Connor nodded and stuck an arm in a sleeve.

“I’m happy to hear that. Thanks, Janice.” Kara helped Connor the rest of the way into his coat, knelt down, and zipped it. She kissed him on his tiny nose. “I’m so happy to see you!”

He reached for his lunch box, while Kara took the papers and drawings from the top shelf of his cubby and looked through them. “What a nice butterfly! I love its pretty blue wings.”

“There’s a permission slip there I need you to sign. The Friday after next, we’re taking the four- and five-year-olds on a field trip to the museum to see the dinosaurs.”

“That sounds like fun, doesn’t it, Connor? You love dinosaurs.”

Connor looked up at her, his little mouth curving into a smile.

Janice lifted tiny chairs onto the newly cleaned tables. “We need parents to help chaperone, and as you work so close by, I was hoping you could be one of them.”

“Well, I . . .” Kara glanced at the permission slip. She would love to come along, to spend a part of her day with her son and other children, but Tom would never give her time off for that. “I don’t know. I save all my personal time to use when Connor is sick.”

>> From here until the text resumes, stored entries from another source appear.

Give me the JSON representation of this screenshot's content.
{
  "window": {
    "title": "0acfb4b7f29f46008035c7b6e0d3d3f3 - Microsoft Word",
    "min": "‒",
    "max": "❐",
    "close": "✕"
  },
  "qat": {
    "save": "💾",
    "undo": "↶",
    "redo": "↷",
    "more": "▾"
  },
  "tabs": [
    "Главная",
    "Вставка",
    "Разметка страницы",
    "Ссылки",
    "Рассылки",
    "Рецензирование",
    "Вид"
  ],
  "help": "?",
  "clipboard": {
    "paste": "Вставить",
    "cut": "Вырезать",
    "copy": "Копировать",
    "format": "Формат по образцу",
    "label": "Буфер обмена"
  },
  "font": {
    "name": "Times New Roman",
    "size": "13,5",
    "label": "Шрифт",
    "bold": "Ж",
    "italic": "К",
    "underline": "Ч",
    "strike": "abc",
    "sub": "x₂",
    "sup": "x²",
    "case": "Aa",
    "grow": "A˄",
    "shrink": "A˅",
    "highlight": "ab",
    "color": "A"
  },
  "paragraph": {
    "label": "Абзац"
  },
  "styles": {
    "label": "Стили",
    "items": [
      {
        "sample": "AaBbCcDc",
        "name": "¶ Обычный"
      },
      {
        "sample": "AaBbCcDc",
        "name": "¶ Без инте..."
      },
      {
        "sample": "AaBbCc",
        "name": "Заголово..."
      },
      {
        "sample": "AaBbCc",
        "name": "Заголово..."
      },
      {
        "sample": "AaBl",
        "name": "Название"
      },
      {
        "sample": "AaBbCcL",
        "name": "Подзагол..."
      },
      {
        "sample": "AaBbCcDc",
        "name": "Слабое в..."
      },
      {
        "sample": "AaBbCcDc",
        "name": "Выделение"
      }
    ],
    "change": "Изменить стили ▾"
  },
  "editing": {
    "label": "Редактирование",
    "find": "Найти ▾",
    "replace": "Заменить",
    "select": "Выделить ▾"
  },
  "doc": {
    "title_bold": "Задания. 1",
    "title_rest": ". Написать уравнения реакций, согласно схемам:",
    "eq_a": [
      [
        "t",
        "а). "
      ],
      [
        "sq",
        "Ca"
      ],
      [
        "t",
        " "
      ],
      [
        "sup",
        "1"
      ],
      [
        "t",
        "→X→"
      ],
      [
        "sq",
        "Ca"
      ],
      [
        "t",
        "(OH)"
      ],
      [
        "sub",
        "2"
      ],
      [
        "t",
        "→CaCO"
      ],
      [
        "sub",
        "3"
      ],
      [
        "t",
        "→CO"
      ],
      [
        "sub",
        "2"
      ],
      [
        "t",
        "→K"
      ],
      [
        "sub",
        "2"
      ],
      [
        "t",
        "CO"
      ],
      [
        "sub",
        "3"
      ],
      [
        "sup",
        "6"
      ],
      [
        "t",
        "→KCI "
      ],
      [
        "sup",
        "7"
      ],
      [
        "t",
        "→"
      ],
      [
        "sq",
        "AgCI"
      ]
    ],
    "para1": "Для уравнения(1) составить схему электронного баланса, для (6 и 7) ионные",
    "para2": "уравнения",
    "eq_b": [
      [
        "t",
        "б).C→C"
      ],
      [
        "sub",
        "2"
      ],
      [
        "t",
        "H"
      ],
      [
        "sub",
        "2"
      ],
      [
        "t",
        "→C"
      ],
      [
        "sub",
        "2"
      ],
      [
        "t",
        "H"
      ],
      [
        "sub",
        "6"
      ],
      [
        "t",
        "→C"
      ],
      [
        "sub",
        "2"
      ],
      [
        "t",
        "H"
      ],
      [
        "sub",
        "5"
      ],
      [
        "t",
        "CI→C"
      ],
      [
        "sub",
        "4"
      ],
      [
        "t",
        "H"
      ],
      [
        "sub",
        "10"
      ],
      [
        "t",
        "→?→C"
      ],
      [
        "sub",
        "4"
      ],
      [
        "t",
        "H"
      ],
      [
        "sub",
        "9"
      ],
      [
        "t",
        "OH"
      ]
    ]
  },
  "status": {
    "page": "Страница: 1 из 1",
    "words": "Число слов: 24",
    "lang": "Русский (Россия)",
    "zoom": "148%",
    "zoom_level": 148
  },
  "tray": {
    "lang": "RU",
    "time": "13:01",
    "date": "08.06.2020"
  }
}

Janice gave Kara a look that said she heard excuses like this from all the parents and had little respect for them. “Well, see what you can work out. We can’t take the trip without chaperones, and so far only one parent has signed on.”

Kara took a breath and fought back a sense of overwhelm. “I’ll let you know. Are you ready, pumpkin?”

The look on Connor’s face said he’d been ready an hour ago.

K
ARA RINSED
the shampoo from Connor’s hair with a pitcher full of bathwater, then grabbed a towel and wiped water from his eyes. “There you go—no more sea slugs or slimy snails in your hair.”